Sometime after the sun came up Wednesday, a woman walking her dog past a fenced-off area in a sleepy suburban neighborhood near Tampa heard a loud rumble. She quickly dialed 911.

The earth had opened, again.

By Wednesday afternoon, a 17-foot wide and 20-foot deep sinkhole had formed in exactly the same place where a man was swallowed by the earth in while sleeping 2013. Hillsborough County officials said it's likely the hole opened because of all the recent rains and that such activity isn't uncommon.

In March 2013, Jeffrey Bush was asleep in his bedroom on the property when the floor collapsed and he fell in. His body was never recovered. His brother, Jeremy Bush, was in the house and tried to rescue him, even jumping into the hole. He was rescued by authorities as the ground crumbled around him. Jeremy Bush was seen at the site Wednesday.

After the tragedy, officials razed the Bush home and two adjacent homes. A sinkhole remediation company filled the hole with gravel, and county officials said the company will study the reopening.

"It's not uncommon for this type of settlement to occur when voids like this happen," said Michelle Van Dyke, a county spokeswoman.

Wednesday's sinkhole is on a vacant lot that's now surrounded by a metal fence and landscaped with trees and shrubs. The sinkhole wasn't visible from ground level, but aerial photos showed a tidy crater in the ground.

The new sinkhole has led to no reports of injuries and no nearby homes have been evacuated, said Ronnie Rivera of Hillsborough Fire Rescue.

Residents were painfully reminded of the tragedy that befell their quiet neighborhood two years ago. TV news trucks and reporters' cars clogged the narrow street. And folks said the fact that the ground opened again made them nervous.

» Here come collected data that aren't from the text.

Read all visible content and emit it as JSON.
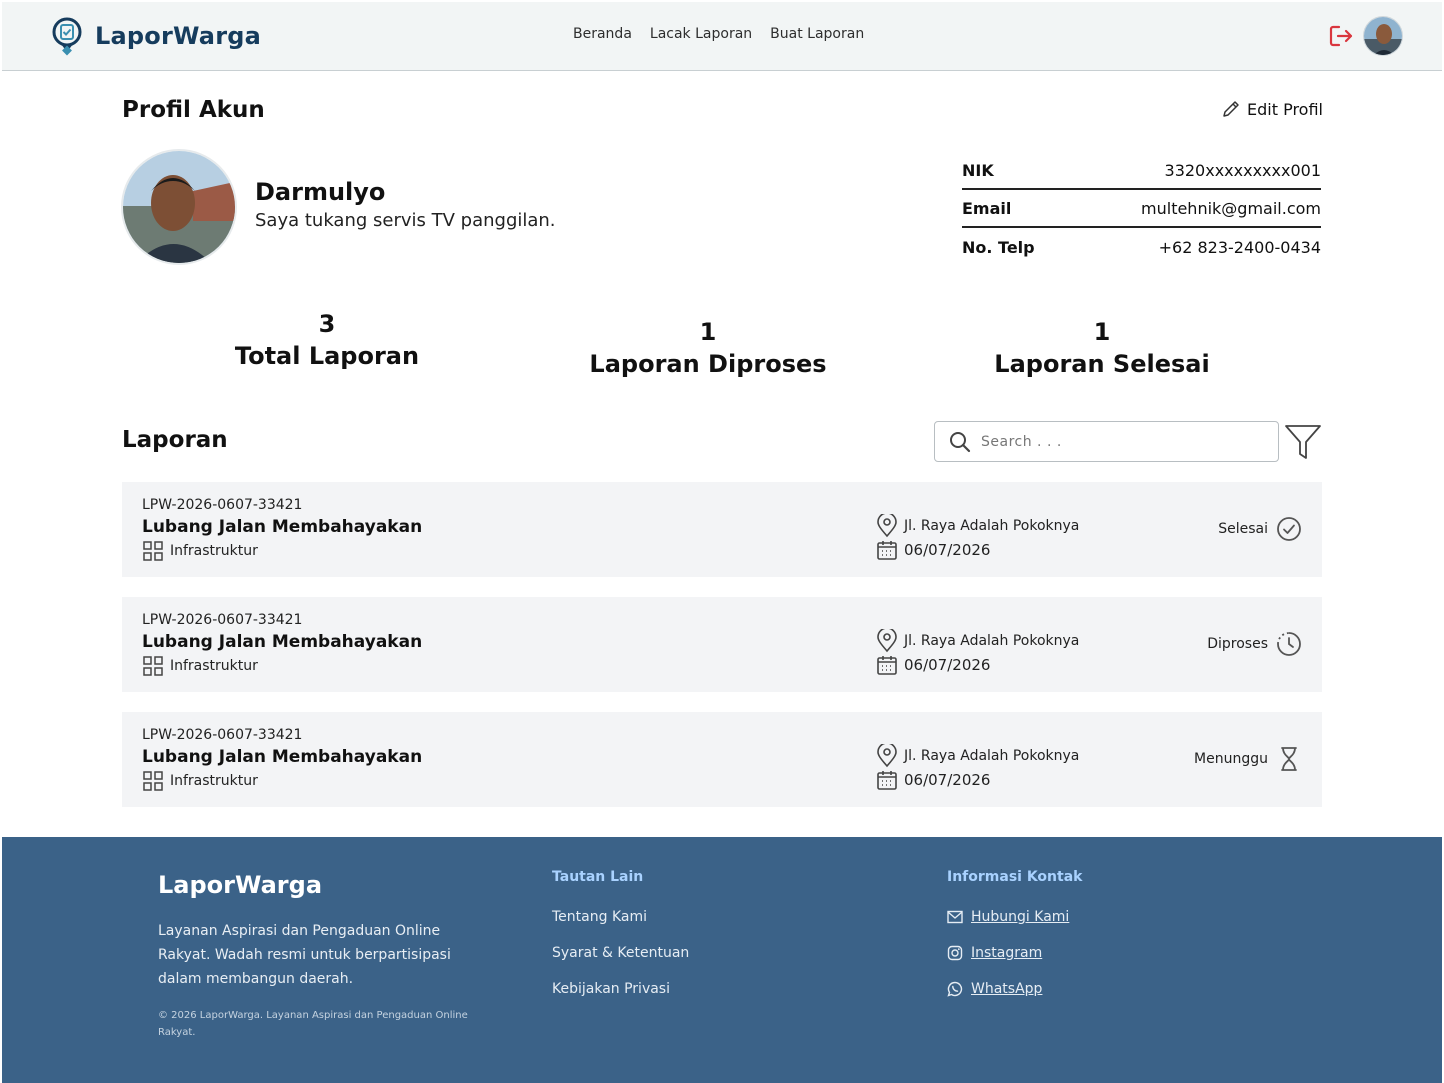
{
  "header": {
    "brand": "LaporWarga",
    "nav": [
      "Beranda",
      "Lacak Laporan",
      "Buat Laporan"
    ],
    "accent_color": "#163c5d",
    "logout_color": "#d9363e"
  },
  "profile": {
    "section_title": "Profil Akun",
    "edit_label": "Edit Profil",
    "name": "Darmulyo",
    "bio": "Saya tukang servis TV panggilan.",
    "info": [
      {
        "label": "NIK",
        "value": "3320xxxxxxxxx001"
      },
      {
        "label": "Email",
        "value": "multehnik@gmail.com"
      },
      {
        "label": "No. Telp",
        "value": "+62 823-2400-0434"
      }
    ]
  },
  "stats": [
    {
      "value": "3",
      "label": "Total Laporan"
    },
    {
      "value": "1",
      "label": "Laporan Diproses"
    },
    {
      "value": "1",
      "label": "Laporan Selesai"
    }
  ],
  "reports": {
    "section_title": "Laporan",
    "search_placeholder": "Search . . .",
    "items": [
      {
        "id": "LPW-2026-0607-33421",
        "title": "Lubang Jalan Membahayakan",
        "category": "Infrastruktur",
        "location": "Jl. Raya Adalah Pokoknya",
        "date": "06/07/2026",
        "status": "Selesai",
        "status_icon": "check-circle-icon"
      },
      {
        "id": "LPW-2026-0607-33421",
        "title": "Lubang Jalan Membahayakan",
        "category": "Infrastruktur",
        "location": "Jl. Raya Adalah Pokoknya",
        "date": "06/07/2026",
        "status": "Diproses",
        "status_icon": "clock-progress-icon"
      },
      {
        "id": "LPW-2026-0607-33421",
        "title": "Lubang Jalan Membahayakan",
        "category": "Infrastruktur",
        "location": "Jl. Raya Adalah Pokoknya",
        "date": "06/07/2026",
        "status": "Menunggu",
        "status_icon": "hourglass-icon"
      }
    ]
  },
  "footer": {
    "brand": "LaporWarga",
    "description": "Layanan Aspirasi dan Pengaduan Online Rakyat. Wadah resmi untuk berpartisipasi dalam membangun daerah.",
    "copyright": "© 2026 LaporWarga. Layanan Aspirasi dan Pengaduan Online Rakyat.",
    "links_title": "Tautan Lain",
    "links": [
      "Tentang Kami",
      "Syarat & Ketentuan",
      "Kebijakan Privasi"
    ],
    "contact_title": "Informasi Kontak",
    "contacts": [
      "Hubungi Kami",
      "Instagram",
      "WhatsApp"
    ],
    "background_color": "#3b6288"
  }
}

"Well, it's, um, not expected and you live your life one day at a time," said 51-year-old Lisa Robinson, who lives a half-dozen houses away from the site and had lived in a different home in the area when the original sinkhole happened.

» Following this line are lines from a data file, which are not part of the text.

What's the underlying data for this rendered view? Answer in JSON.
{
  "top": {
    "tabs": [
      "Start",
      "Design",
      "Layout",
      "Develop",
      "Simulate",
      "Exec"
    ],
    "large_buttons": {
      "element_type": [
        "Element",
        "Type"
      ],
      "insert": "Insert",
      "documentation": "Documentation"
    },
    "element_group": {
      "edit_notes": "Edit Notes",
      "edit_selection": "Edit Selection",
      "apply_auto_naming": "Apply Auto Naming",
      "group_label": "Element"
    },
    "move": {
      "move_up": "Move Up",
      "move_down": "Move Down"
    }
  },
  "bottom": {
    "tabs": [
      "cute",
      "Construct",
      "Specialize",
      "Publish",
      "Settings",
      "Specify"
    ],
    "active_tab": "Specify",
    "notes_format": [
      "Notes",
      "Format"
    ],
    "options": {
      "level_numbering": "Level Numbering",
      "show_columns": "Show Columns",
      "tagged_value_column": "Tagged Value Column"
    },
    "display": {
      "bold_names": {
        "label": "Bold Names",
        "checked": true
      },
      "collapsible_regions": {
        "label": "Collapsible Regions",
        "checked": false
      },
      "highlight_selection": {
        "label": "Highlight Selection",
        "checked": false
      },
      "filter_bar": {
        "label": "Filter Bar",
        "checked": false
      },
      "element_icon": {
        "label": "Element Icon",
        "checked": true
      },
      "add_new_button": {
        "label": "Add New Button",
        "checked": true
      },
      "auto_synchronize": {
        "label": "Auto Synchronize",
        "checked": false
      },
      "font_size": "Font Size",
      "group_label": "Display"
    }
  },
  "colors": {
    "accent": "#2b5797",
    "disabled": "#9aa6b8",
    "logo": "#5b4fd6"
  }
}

Robinson said that she's only renting in the neighborhood and they're not planning to stay. She added that she felt it odd that her dog, a beagle named Muppet, refused to go in the backyard the previous night and Wednesday morning.

"I'm pretty certain Muppet knew something was going on," she said.

Sinkholes are so common in Florida that state law requires home insurers to provide coverage against the danger. While some cars, homes and other buildings have been devoured, it's rare for them to swallow a person.

Florida is highly prone to sinkholes because there are caverns below ground of limestone, a porous rock that easily dissolves in water.